The Da Vinci Code was dissed by many heavyweight reviewers, but sold 80 million copies. The critics were lavish with Propinquity - comparing the then youthful John Macgregor with some of the world greats.Propinquity sold (count 'em) 600 copies.

Nonetheless, the story coincidences are startling:

At the center of Propinquity is the secret tomb of a medieval French princess - carrier of the same gnostic illumination dispensed by Christ. Deep under Westminster Abbey, the tomb contains documents on the life of this female avatar, and speaking of a feminine divine power. A male doctor is shown the crypt by a young, female medievalist, fluent in Old French. As a child she'd witnessed her father visiting the crypt - he being a high-ranking cleric set on keeping the secret secret.

Like The Da Vinci Code, Propinquity has a long timeline:

2,000 years back, Joseph of Arimathea had brought the Holy Grail to England - and set up a monastery where Westminster Abbey now stands. The Roman state later appropriated Christianity, and redesigned it in its own image. But the Westminster monks acted as a secret society which kept the gnostic teaching alive. After twelve centuries, into their midst walked Berengaria, Richard the Lionheart's Queen - herself a gnostic.
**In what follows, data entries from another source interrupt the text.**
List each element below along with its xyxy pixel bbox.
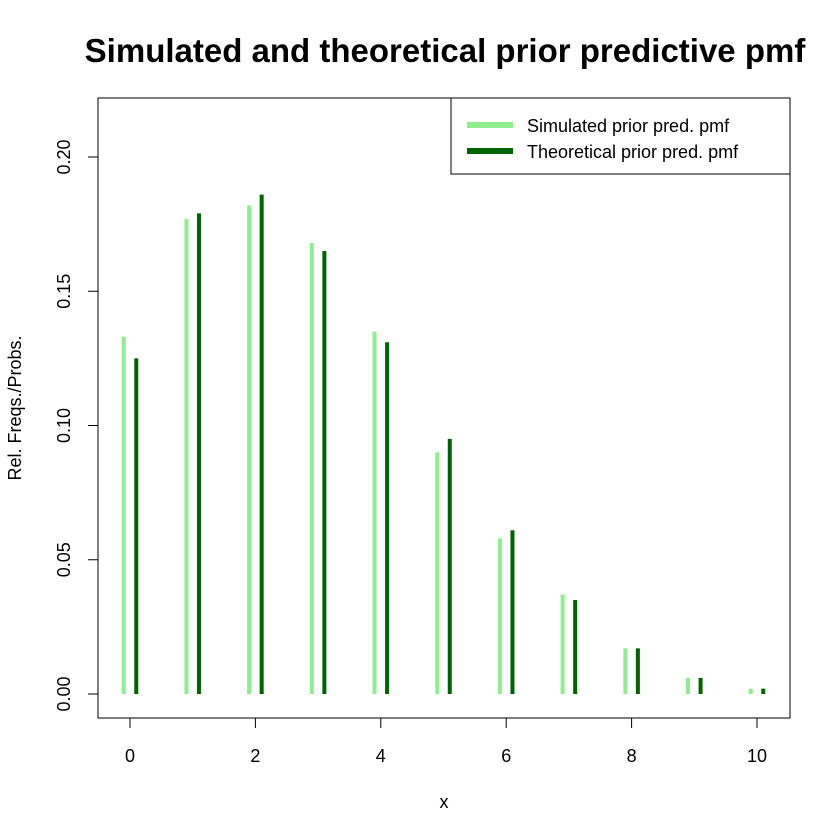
x-axis-label: x <box>440 792 449 812</box>
y-tick-label-1: 0.05 <box>54 542 74 577</box>
x-tick-label-10: 10 <box>747 746 767 766</box>
y-tick-label-0: 0.00 <box>54 676 74 711</box>
x-tick-label-0: 0 <box>125 746 135 766</box>
legend: Simulated prior pred. pmf Theoretical pr… <box>450 97 791 175</box>
chart-title: Simulated and theoretical prior predicti… <box>85 32 807 69</box>
y-tick-label-4: 0.20 <box>54 139 74 174</box>
x-tick-label-2: 2 <box>250 746 260 766</box>
x-tick-label-6: 6 <box>501 746 511 766</box>
legend-label-theoretical: Theoretical prior pred. pmf <box>527 142 739 162</box>
x-axis: 0 2 4 6 8 10 <box>125 717 767 766</box>
y-axis-label: Rel. Freqs./Probs. <box>5 335 25 480</box>
x-tick-label-8: 8 <box>627 746 637 766</box>
x-tick-label-4: 4 <box>376 746 386 766</box>
legend-label-simulated: Simulated prior pred. pmf <box>527 116 730 136</box>
legend-box <box>450 97 791 175</box>
y-axis: 0.00 0.05 0.10 0.15 0.20 <box>54 139 99 712</box>
y-tick-label-2: 0.10 <box>54 408 74 443</box>
y-tick-label-3: 0.15 <box>54 274 74 309</box>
Berengaria was presently done away with by the Church. For centuries it kept her tomb, and history, secret: if word got out, "Christianity would come down like Wall Street in the Great Crash". But now our heroic couple - the Church hierarchy and police on their tails - are in a race to reveal all.

Sounding familiar so far?

The difference is that The Da Vinci Code is a best-seller, whilst Propinquity - also quite a page-turner (see Chapter 13's ritual sex among the tombs at the heart of Christendom) - is more thoughtful and exploratory. The novel, which laid the foundations for the modern conspiracy fiction genre, begins with a half dozen leisurely chapters looking at the hero's early life. It then quickens the pace and gets down to the mystery, which takes us to London, Oxford, Haiti and the Australian bush. This builds a nice familiarity with the characters, but it's not out of your usual how-to-write-a-pot-boiler manual.

Notwithstanding the 1:133,000 sales ratio, Propinquity did something The Da Vinci Code never did: it won a major literary prize. That would be the 1986 Adelaide Festival Biennial Award for Literature. It was also shortlisted for The Age Book of the Year in 1987 - but was beaten out by Robert Hughes' The Fatal Shore.

Macgregor went on to a journalism career, writing for the New York Times, and winning a major investigative journalism award for unravelling a real-life conspiracy by the FBI. He has been generous about Dan Brown's book, saying, "The Da Vinci Code is a nicely constructed novel. Sometimes critics don't realise how hard good structure is." Propinquity contains more elegant language than Brown seems capable of; its pacing may be less even than Da Vinci's.

However Propinquity contains one plot twist unthought-of by Brown: Our modern heroic couple discover that the entombed queen may not actually be dead, but in a centuries-long coma induced by herbs. So there is a thrilling quest (spanning several continents) to find the antidote, lost to science for centuries, and bring her back to watch those blue, medieval Saxon eyes open, to behold the modern world. And perhaps change it irrevocably.

I won't spoil the plot... But I'm glad John Macgregor has decided to unearth Propinquity from its crypt after so many years.

366 pages, with a 4.4-star rating from 18 reviews.